Giffords is complaining about the efforts Republicans have undertaken to end the VA’s decades-long habit of blocking veterans’ gun rights by reporting said veterans to the National Instant Criminal Background Check System (NICS) for actions as benign as needing help handling finances.

Through the years, Breitbart News has warned of the situation wherein veterans who use a fiduciary to handle their finances face the threat of being reported by the VA and subsequently prohibited from gun purchases. The need for help in balancing finances — even for a time — is equated with mental health problems, and gun rights are revoked.

Moreover, on February 21, 2016, Breitbart News reported that combat veterans from Iraq and Afghanistan who needed treatment for post-traumatic stress disorder (PTSD) were increasingly hesitant to pursue treatment because they feared a PTSD diagnosis would be used to deny their gun rights under the Obama administration.

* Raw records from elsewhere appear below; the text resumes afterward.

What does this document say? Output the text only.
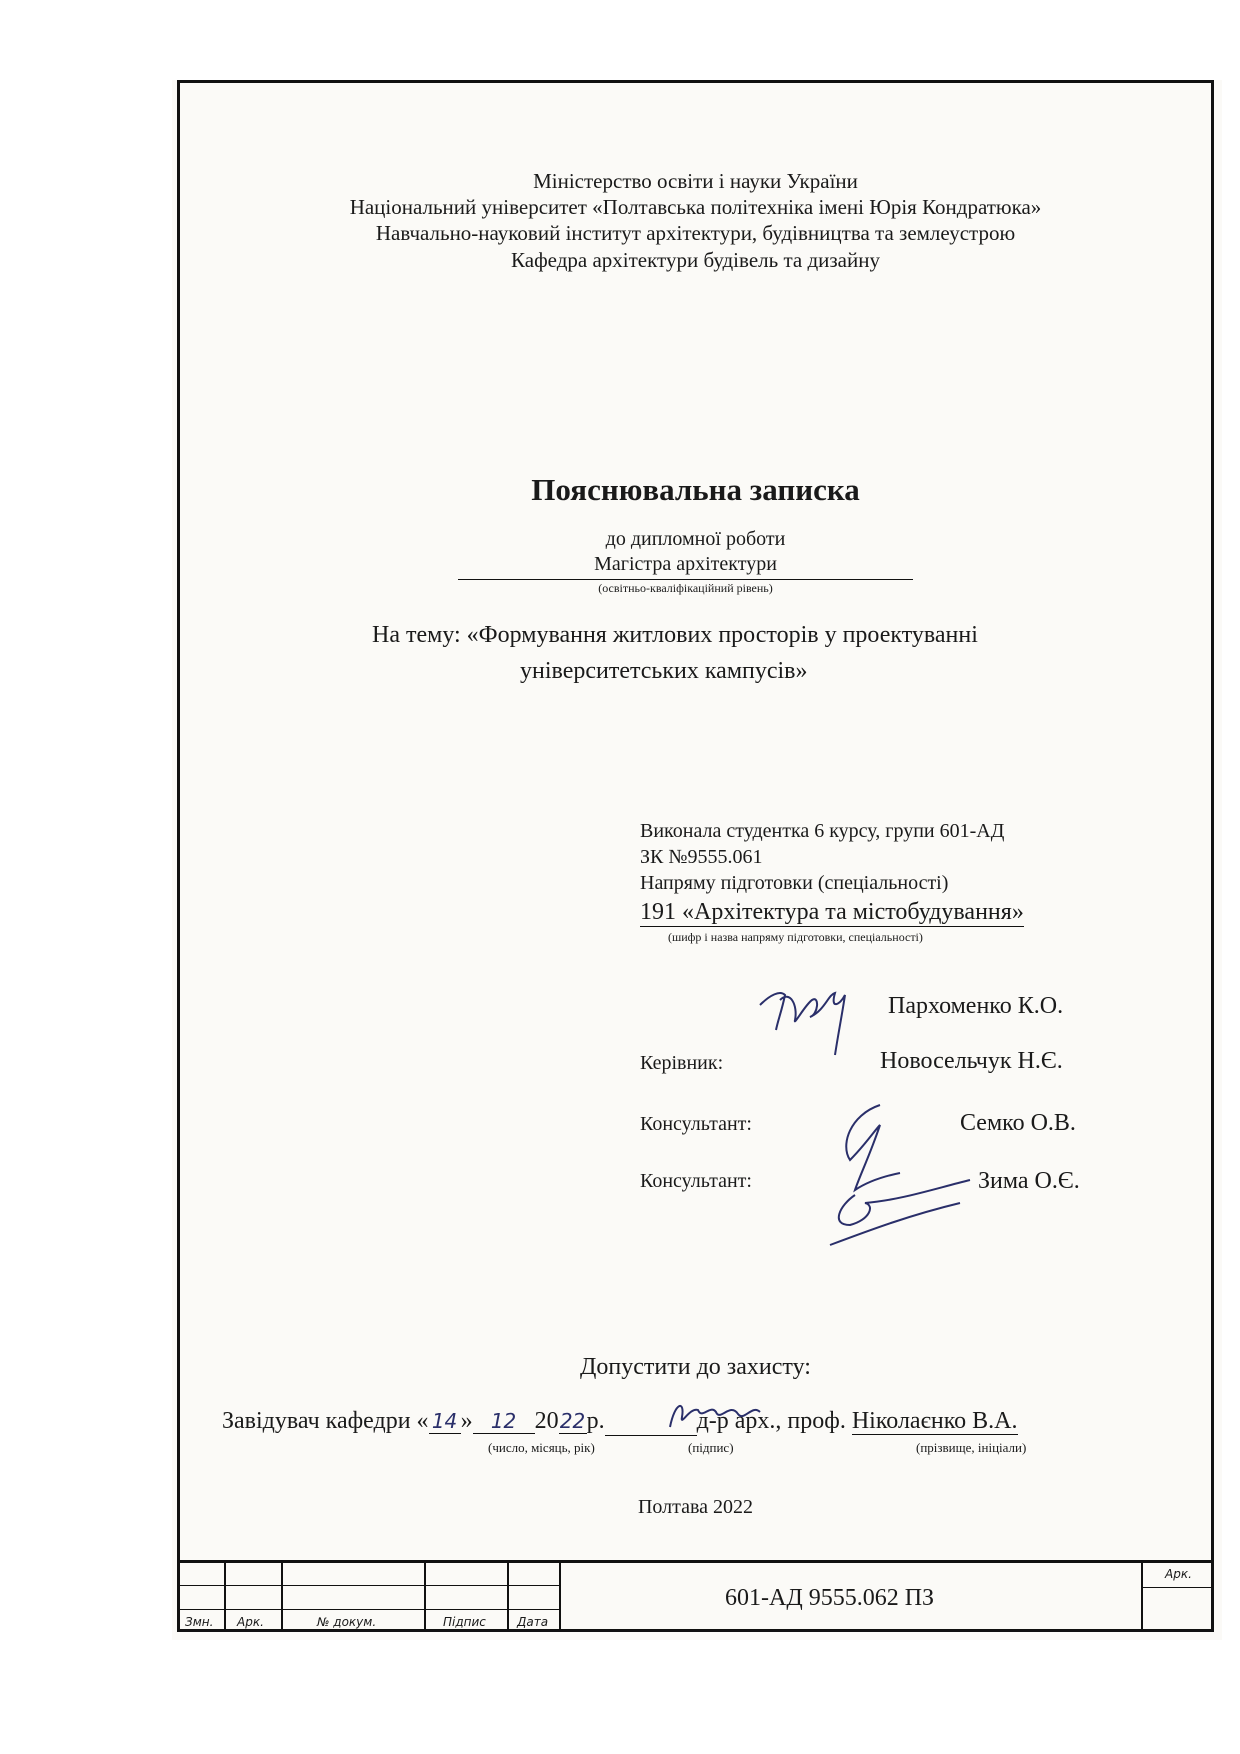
Міністерство освіти і науки України
Національний університет «Полтавська політехніка імені Юрія Кондратюка»
Навчально-науковий інститут архітектури, будівництва та землеустрою
Кафедра архітектури будівель та дизайну
Пояснювальна записка
до дипломної роботи
Магістра архітектури
(освітньо-кваліфікаційний рівень)
На тему: «Формування житлових просторів у проектуванні
університетських кампусів»
Виконала студентка 6 курсу, групи 601-АД
ЗК №9555.061
Напряму підготовки (спеціальності)
191 «Архітектура та містобудування»
(шифр і назва напряму підготовки, спеціальності)
Пархоменко К.О.
Керівник:	Новосельчук Н.Є.
Консультант:	Семко О.В.
Консультант:	Зима О.Є.
Допустити до захисту:
Завідувач кафедри « 14 » 12 2022р.	д-р арх., проф. Ніколаєнко В.А.
(число, місяць, рік)	(підпис)	(прізвище, ініціали)
Полтава 2022
Змн. Арк.	№ докум.	Підпис	Дата
601-АД 9555.062 ПЗ
Арк.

A combat vet confined to a wheelchair spoke to Breitbart News anonymously at the time, saying, “I was diagnosed with PTSD. What’s being done to be sure my guns aren’t taken away?” He said he lived with the added anxiety of questioning his every trip to the doctor, fearing that he was one visit away from having his gun rights snuffed out.

Earlier this year, Rep. Eli Crane (R)–a former U.S. Navy SEAL–told Breitbart News that Democrats who support the status quo on bureaucrats being able to strip away gun rights often claim they do so in order to help reduce suicide among veterans, particularly combat veterans. But Crane rejected this line of thinking, saying, “When it comes to suicide, a lot of these individuals, a lot of veterans….who are struggling with PTSD and have some of these issues, one of [their] biggest issues is fear and trauma because [they] thought [they] might lose [their] life in battle against other people with guns.”

He suggested that taking away their guns now only serves to increase the feeling of defenselessness, thereby increasing feelings of fear and fueling the very suicides which Democrats claim they are trying to stop.

Yet on this Veterans Day, Giffords is urging more gun control for veterans.